“Our commitment must be to remember the victims who perished, respect the survivors still with us, and reaffirm humanity's common aspiration for mutual understanding and justice.”
-- Declaration of the Stockholm International Forum on the Holocaust
Researchers are often faced with the challenge that historical sources are dispersed throughout various archives, collections, museums and memorials. Complementary data and information are grouped and catalogued following the logic of the individual institutions, and not necessarily with other institutions' collections or with potential users and researchers in mind.
At the IHRA Plenary Meetings, which took place in Bern from 27 - 30 November 2017, the founders of the Network War Collections – Netwerk Oorlongsbronnen from the Netherlands were invited to talk to IHRA delegates about how they are seeking to address this challenge by bringing archival material together in one digital space, creating a basic thesaurus and providing context - an initiative relevant to IHRA's goal to ensure access to documents bearing on the Holocaust.
Representatives of the Network, Puck Huitsing and Edwin Klijn, noted that “when you dream, you should dream big.” Their idea was not just to create an overarching database of the existing sources of historical data (as such initiatives already exist, even on the wider, pan-European level) but rather to present this data as information, primarily by creating a basic thesaurus and by providing context.
As Puck Huitsing, program director of the Network, explained to IHRA delegates, there are more than four hundred relevant archival sources regarding the history of the Second World War in the Netherlands alone. While some of them are key national institutions, like the National Archives of the Netherlands, the Central Archive for Special Justice or the War Graves Foundation, most of them are smaller entities, dealing with local history, individual actors or events. Yet, this latter group may also harbor valuable archival sources of information with a relevance far beyond their intended original scope.
The aim of the “data factory,” as the initiative was referred to by its founders, is to create searchable databases, to connect archival sources, define a thesaurus with the purpose of processing data and retrieving information, and finally to create context through which information on events, people or actions can be grouped together across collections, allowing it to be more easily interpreted and understood. Once the aim was clear, the project founders had to tackle the “technical” obstacles: from legal complications (involving copyrights and personal rights) to IT difficulties.

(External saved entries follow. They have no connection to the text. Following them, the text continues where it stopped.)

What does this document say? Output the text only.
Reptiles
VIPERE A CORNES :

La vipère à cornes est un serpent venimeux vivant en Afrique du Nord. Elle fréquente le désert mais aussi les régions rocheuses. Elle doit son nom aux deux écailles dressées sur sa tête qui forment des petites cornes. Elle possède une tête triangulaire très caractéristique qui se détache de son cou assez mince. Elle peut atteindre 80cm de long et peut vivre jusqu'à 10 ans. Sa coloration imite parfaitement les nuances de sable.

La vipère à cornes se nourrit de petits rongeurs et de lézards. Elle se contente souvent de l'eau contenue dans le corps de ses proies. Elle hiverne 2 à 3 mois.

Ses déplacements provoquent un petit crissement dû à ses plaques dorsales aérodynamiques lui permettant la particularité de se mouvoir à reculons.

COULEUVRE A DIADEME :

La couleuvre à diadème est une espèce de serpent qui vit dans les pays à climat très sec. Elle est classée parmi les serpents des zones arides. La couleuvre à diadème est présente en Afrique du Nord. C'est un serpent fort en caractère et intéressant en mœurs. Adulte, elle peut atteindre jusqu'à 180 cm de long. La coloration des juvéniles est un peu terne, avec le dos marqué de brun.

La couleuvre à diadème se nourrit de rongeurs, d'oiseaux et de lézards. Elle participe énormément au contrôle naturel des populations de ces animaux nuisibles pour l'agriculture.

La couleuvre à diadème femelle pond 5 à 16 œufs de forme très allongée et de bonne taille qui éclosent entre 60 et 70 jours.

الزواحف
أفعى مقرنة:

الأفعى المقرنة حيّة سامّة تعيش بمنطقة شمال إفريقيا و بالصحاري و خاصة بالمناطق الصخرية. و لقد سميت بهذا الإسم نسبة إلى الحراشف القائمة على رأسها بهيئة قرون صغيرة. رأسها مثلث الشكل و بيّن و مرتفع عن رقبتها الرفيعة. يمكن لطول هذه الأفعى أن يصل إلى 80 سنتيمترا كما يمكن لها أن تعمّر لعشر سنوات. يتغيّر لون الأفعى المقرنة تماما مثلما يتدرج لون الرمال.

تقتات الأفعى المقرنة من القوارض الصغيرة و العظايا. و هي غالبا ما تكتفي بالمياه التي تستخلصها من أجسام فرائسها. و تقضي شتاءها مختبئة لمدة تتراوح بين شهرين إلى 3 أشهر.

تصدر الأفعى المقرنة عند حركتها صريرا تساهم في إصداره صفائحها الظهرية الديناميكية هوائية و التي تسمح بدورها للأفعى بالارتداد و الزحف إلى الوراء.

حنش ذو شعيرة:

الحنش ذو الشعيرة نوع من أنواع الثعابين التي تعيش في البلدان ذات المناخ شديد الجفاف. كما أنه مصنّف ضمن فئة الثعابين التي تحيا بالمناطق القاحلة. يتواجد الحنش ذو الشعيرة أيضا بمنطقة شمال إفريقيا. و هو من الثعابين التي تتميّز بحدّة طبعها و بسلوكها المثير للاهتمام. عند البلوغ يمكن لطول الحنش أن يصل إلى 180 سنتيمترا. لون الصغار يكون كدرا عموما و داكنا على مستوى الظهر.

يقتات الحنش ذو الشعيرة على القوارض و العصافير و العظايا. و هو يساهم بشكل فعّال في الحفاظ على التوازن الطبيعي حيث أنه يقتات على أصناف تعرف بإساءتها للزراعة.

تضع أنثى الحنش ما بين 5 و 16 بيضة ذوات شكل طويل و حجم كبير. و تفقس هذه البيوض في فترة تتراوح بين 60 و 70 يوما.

A good deal of the IT challenges stemmed from the fact that from the very beginning the network aimed to be more than a mere inventory of documents. The founders envisaged compiling the fragmented data in an easily searchable system. To understand how complex this challenge is, one has to keep on mind that most of the archival source material, even if digitized, is preserved as scanned pictures which do not allow for an automated search within the document. Applying optical character recognition brought mixed results, due to faded and handwritten documents. By applying cutting edge technology and AI, the network managed to reach the average level of text recognition above eighty-two percent, and further slight improvements can be expected. The searchable texts are then scanned by programs which recognize personal and geographical names. The results enable researchers to provide the answer to the basic questions: who, where, what and when. Based on the results, context can be provided, events and developments can be interlinked within these contexts and, approaching from another angle, timelines for peoplpe can be created.

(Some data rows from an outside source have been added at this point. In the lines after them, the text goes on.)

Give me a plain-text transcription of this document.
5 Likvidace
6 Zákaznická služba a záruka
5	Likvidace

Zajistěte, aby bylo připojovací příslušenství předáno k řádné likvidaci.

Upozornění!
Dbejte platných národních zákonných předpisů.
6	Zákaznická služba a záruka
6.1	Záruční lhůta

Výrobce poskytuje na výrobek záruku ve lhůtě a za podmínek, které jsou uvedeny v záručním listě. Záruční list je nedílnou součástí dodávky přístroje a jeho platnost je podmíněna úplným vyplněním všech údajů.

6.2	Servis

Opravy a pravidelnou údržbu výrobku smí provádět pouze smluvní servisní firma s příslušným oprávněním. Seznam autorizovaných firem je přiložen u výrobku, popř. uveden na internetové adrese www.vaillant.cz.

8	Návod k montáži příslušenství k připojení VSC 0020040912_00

The next logical step is, as Edwin Klijn, program manager of the Network explained, to reach out beyond the borders of the Kingdom of the Netherlands. The context of war-time Netherlands cannot be separated from the context of occupied Western Europe and, as such, interlinked with the context of the Nazi Germany, therefore the project is also relevant for the whole of Europe. The first step on this road is to translate the website of the Network, www.oorlogsbronnen.nl into English and German and to open the project for cooperation with relevant institutions all over the world.